The division did not, as two years later, distinguish between East and West. It was still only the western half of the Empire which was to be divided. Italy was to be treated as the centre of government, open to all the triumvirs alike for recruiting and other purposes. The provinces were to be administered in the usual way by governors approved of by them, except that Antony was to have Gaul and Africa, Cæsar Spain and Numidia, thus securing to each a government in the west and south roughly equal in extent and in importance, now that Sicily and Sardinia were in the hands of Sextus Pompeius and thus actually hostile to Italy. But the last article in the agreement, though intended to provide only for a passing state of affairs, did in fact foreshadow the division of the Empire into East and West. By it Antony undertook to go at once to Asia to crush the fragments of the republican party still in arms in the East, and to collect money sufficient for the payment of the promised rewards to the veterans. Cæsar, on the other hand, was to return to Italy to carry on the war against Sextus Pompeius and arrange the assignation of lands. Lepidus was still consul as well as triumvir, but if the suspicion of his being in correspondence with Pompeius was confirmed he was to have no province and was to be suppressed by Cæsar. If it did not turn out to be true Antony undertook to hand over Africa to him.

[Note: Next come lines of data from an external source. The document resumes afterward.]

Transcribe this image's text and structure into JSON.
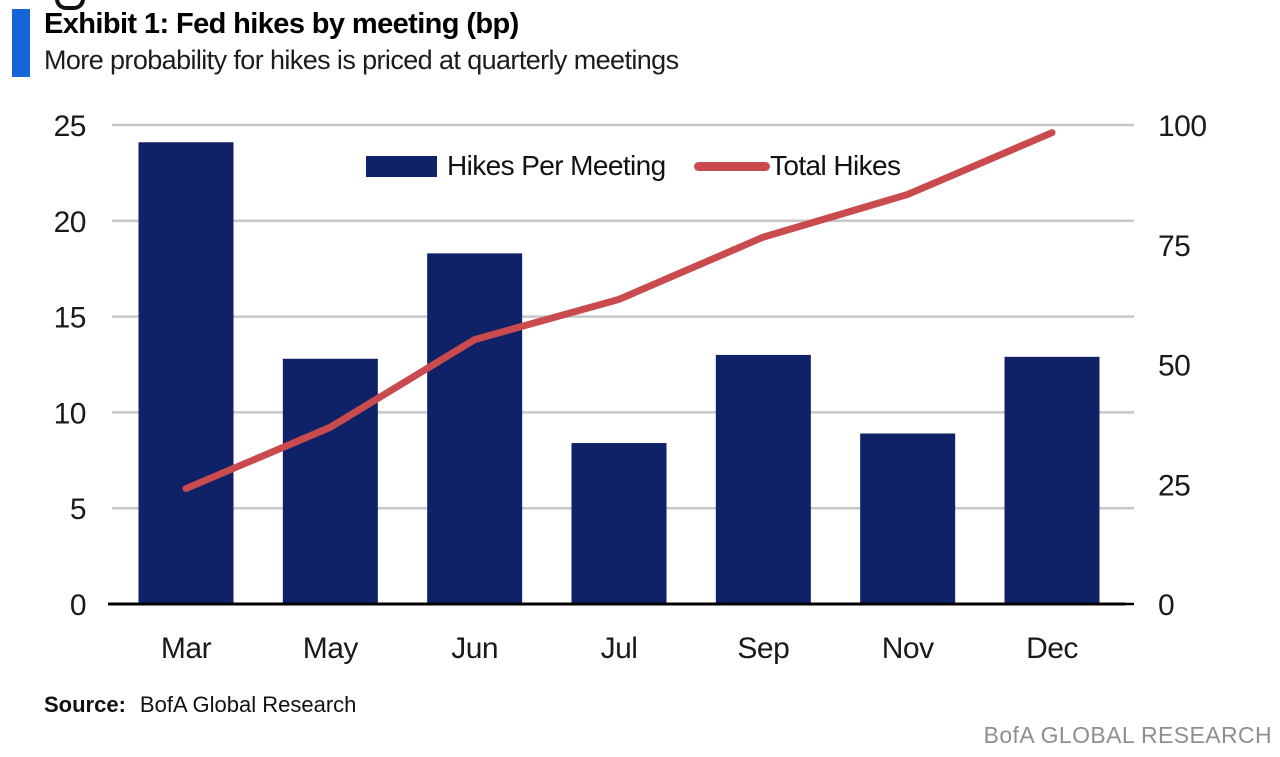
{
  "header": {
    "exhibit_title": "Exhibit 1: Fed hikes by meeting (bp)",
    "subtitle": "More probability for hikes is priced at quarterly meetings"
  },
  "legend": {
    "bar_label": "Hikes Per Meeting",
    "line_label": "Total Hikes"
  },
  "source": {
    "label": "Source:",
    "text": "BofA Global Research"
  },
  "footer": {
    "brand": "BofA GLOBAL RESEARCH"
  },
  "colors": {
    "bar": "#0f2167",
    "line": "#c94b4e",
    "accent_bar": "#1565d8",
    "gridline": "#c7c7c7",
    "axis": "#000000",
    "text": "#1a1a1a",
    "footer_text": "#8f8f8f"
  },
  "chart_data": {
    "type": "bar",
    "title": "Exhibit 1: Fed hikes by meeting (bp)",
    "subtitle": "More probability for hikes is priced at quarterly meetings",
    "categories": [
      "Mar",
      "May",
      "Jun",
      "Jul",
      "Sep",
      "Nov",
      "Dec"
    ],
    "series": [
      {
        "name": "Hikes Per Meeting",
        "type": "bar",
        "axis": "left",
        "values": [
          24.1,
          12.8,
          18.3,
          8.4,
          13.0,
          8.9,
          12.9
        ]
      },
      {
        "name": "Total Hikes",
        "type": "line",
        "axis": "right",
        "values": [
          24.1,
          36.9,
          55.2,
          63.6,
          76.6,
          85.5,
          98.4
        ]
      }
    ],
    "left_axis": {
      "range": [
        0,
        25
      ],
      "ticks": [
        0,
        5,
        10,
        15,
        20,
        25
      ]
    },
    "right_axis": {
      "range": [
        0,
        100
      ],
      "ticks": [
        0,
        25,
        50,
        75,
        100
      ]
    },
    "grid": true,
    "legend_position": "top-center",
    "xlabel": "",
    "ylabel_left": "",
    "ylabel_right": ""
  }
}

He was throughout treated as subordinate—
“a slight, unmeritable man,
Meet to be sent on errands.”
The real governors of the Empire were to be Antony and Cæsar. The force of circumstances ordained that for the next ten years Antony was to govern the East and Cæsar the West. And as yet the heart and life of the Empire was in the west. It was this, as much as the difference of his character, which eventually secured to Cæsar the advantage over his colleague and made him master of the whole.
CHAPTER VI
PERUSIA AND SICILY
actus cum freto Neptunius
dux fugit ustis navibus.
Augustus returns to Rome after Philippi, early in B.C. 41.
The campaign which ended with the second battle at Philippi and the death of Brutus had been won at the cost of much physical suffering to Cæsar, who only completed his twenty-first year some days after it. He had been in bad health throughout, barely able to endure the journey across Macedonia, and only performing his military duties with the utmost difficulty and with frequent interruptions. On his return journey he had to halt so often from the same cause that reports of his death reached Rome. The slowness with which he travelled also gave time for all kinds of rumours to spread abroad as to farther severities to be exercised upon the republican party on his return, and many of those who felt that they were open to suspicion sought places of concealment for themselves or their property.